In 1978 trouwde ik en verhuisde een jaar later met mijn man naar Zeeland. Ons eerste kind werd geboren en vele uren zat ik 's avonds op onze zoon te passen terwijl mijn man naar eindeloze vergaderingen en huisbezoeken ging. In de plaatselijke krant las ik dat er een Stichting Kantklosopleiding in 1981 was opgericht in Etten-Leur, Markant geheten, en dat er een dependance in Goes zou komen! Dat was mijn kans om die lange avonden te vullen!

Het eerste jaar reden we met vier vrouwen wekelijks een dag naar Goes. De lessen waren geweldig.

Niet alleen leerden we goed kantklossen maar ook leerden we begrijpen wat we deden. Ik genoot van de lessen geschiedenis, en tekenen, en ook nog veel verschillende kantsoorten.

Na het derde jaar van de opleiding verhuisden we van Zeeland naar Brabant, inmiddels met twee kinderen. Doordat het mij niet lukte verhuizing, kinderen, een nieuwe baan en kantkloshuiswerk te combineren kreeg ik een jaar “verlof” aangeboden. In dat jaar reisde ik naar Turnhout om van madame Neyrinck lessen in Parijse kant te krijgen. Met froufroutjes bij de koffie en prachtig Vlaamse kanttermen! Ook mocht ik in een rustig tempo de lessen Duchesse afmaken met af en toe een les bij lerares Lucy Janssen thuis.

Tenslotte deed ik het examenjaar in Etten-Leur en kreeg dit diploma:

Daarna deed ik nog de vervolgcursus technisch tekenen.

Als snel had ik in Brabant een klein groepje cursisten die bij mij aan huis kwamen voor lessen.

Toen wij na enige jaren weer moesten verhuizen vanwege het werk, viel het afscheid zwaar. Maar ze hadden allemaal voldoende geleerd om op eigen kracht verder te kunnen klossen.

We kwamen voor de tweede keer in Amsterdam te wonen. Daar vond ik weer cursisten, beginners en gevorderden. Ook vond ik er een leuke kantkring, de Kantjoffers, onder leiding van Lia Baumeister. Van Lia en de overige kringleden heb ik veel geleerd, veel materialen gekregen en met hen veel plezierige bijeenkomsten, cursussen en regiodagen meegemaakt. In 2004 volgden we als kring drie lesdagen bij Birgit Härtel die ons met edelstaaldraad leerde klossen.
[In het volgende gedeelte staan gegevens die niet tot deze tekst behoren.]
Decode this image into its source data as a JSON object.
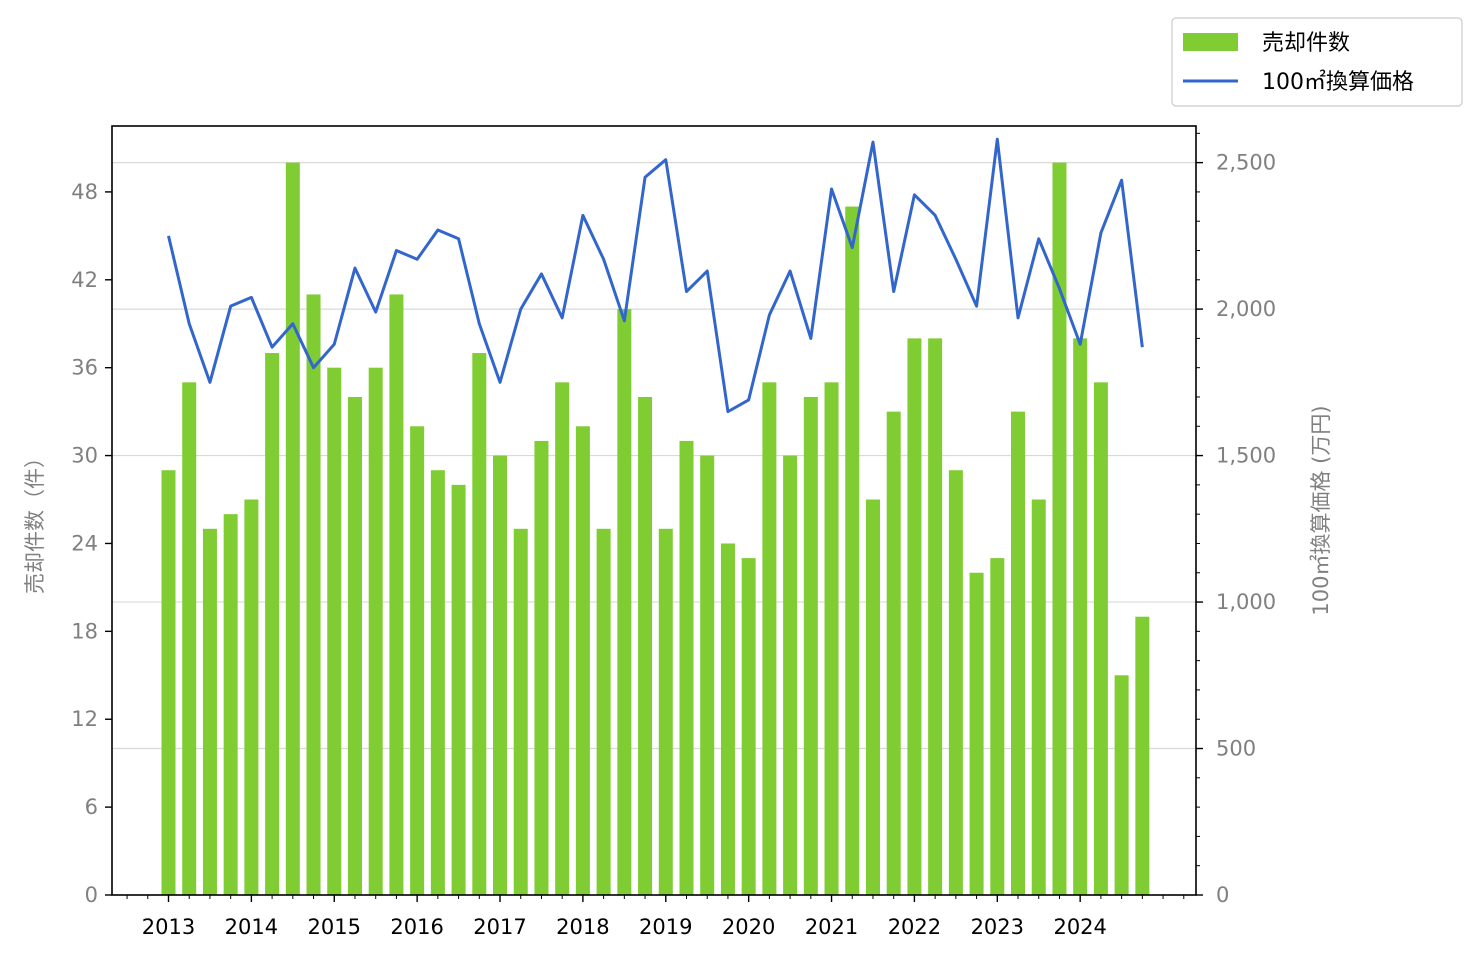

In 2008 startte ik met de cursus Tulekant van de Stichting NKO, gegeven door Ina Zijp-Kool. Toen mijn moeder aan het eind van 2008 door een beroerte werd getroffen en zeer hulpbehoevend werd heb ik nog enkele lessen gevolgd maar uiteindelijk moest ik de lessen opzeggen. Gelukkig kon ik op eigen houtje alle lesstof verwerken.

Nu zijn we voor de vierde keer verhuisd, terug naar de Veluwe waar ik geboren en getogen ben. We vonden een monumentaal boerderijtje waar de zon door de voormalige deeldeuren naar binnen straalt. Ik heb de overgangsperiode benut om een geheel nieuwe Basiscursus te schrijven en sta te trappelen om weer les te gaan geven.